Wall Street oggi rimane chiusa per il Labor Day, lasciando l'attenzione rivolta ai dati macroeconomici in arrivo, in particolare quelli sul mercato del lavoro statunitense.
Le borse cinesi chiudono in negativo, con l'Hang Seng di Hong Kong che perde l'1,65% e Shanghai l'1,1%. Il sentiment è influenzato dalla debolezza dei dati PMI manifatturieri cinesi, che segnalano un rallentamento economico persistente.

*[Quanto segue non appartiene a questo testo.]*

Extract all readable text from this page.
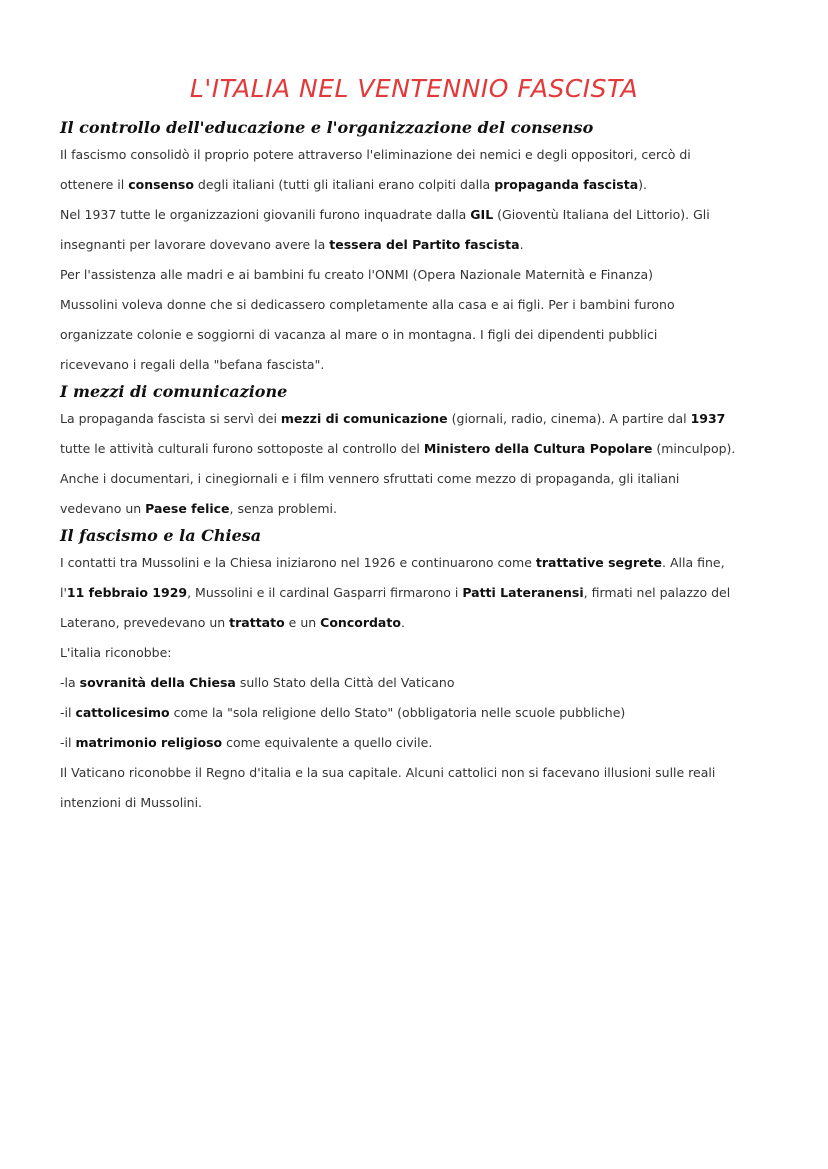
L'ITALIA NEL VENTENNIO FASCISTA
Il controllo dell'educazione e l'organizzazione del consenso
Il fascismo consolidò il proprio potere attraverso l'eliminazione dei nemici e degli oppositori, cercò di
ottenere il consenso degli italiani (tutti gli italiani erano colpiti dalla propaganda fascista).
Nel 1937 tutte le organizzazioni giovanili furono inquadrate dalla GIL (Gioventù Italiana del Littorio). Gli
insegnanti per lavorare dovevano avere la tessera del Partito fascista.
Per l'assistenza alle madri e ai bambini fu creato l'ONMI (Opera Nazionale Maternità e Finanza)
Mussolini voleva donne che si dedicassero completamente alla casa e ai figli. Per i bambini furono
organizzate colonie e soggiorni di vacanza al mare o in montagna. I figli dei dipendenti pubblici
ricevevano i regali della "befana fascista".
I mezzi di comunicazione
La propaganda fascista si servì dei mezzi di comunicazione (giornali, radio, cinema). A partire dal 1937
tutte le attività culturali furono sottoposte al controllo del Ministero della Cultura Popolare (minculpop).
Anche i documentari, i cinegiornali e i film vennero sfruttati come mezzo di propaganda, gli italiani
vedevano un Paese felice, senza problemi.
Il fascismo e la Chiesa
I contatti tra Mussolini e la Chiesa iniziarono nel 1926 e continuarono come trattative segrete. Alla fine,
l'11 febbraio 1929, Mussolini e il cardinal Gasparri firmarono i Patti Lateranensi, firmati nel palazzo del
Laterano, prevedevano un trattato e un Concordato.
L'italia riconobbe:
-la sovranità della Chiesa sullo Stato della Città del Vaticano
-il cattolicesimo come la "sola religione dello Stato" (obbligatoria nelle scuole pubbliche)
-il matrimonio religioso come equivalente a quello civile.
Il Vaticano riconobbe il Regno d'italia e la sua capitale. Alcuni cattolici non si facevano illusioni sulle reali
intenzioni di Mussolini.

Il petrolio si mantiene debole con il Brent che cede lo 0,04%, mentre il WTI lo 0,03%. Le preoccupazioni per un possibile aumento della produzione OPEC+ si scontrano con il deterioramento delle prospettive economiche cinesi, mentre sul fronte valutario, il dollaro si rafforza contro lo yen, con gli investitori in attesa dei dati sul mercato del lavoro USA.
Nel segmento ETFplus, si distingue positivamente AMUNDI MSCI TURKEY UCITS ETF ACC (+2,83%), mentre XTRACKERS CSI300 SWAP UCITS ETF cede il 2,21%, penalizzato dalla debolezza dei mercati cinesi.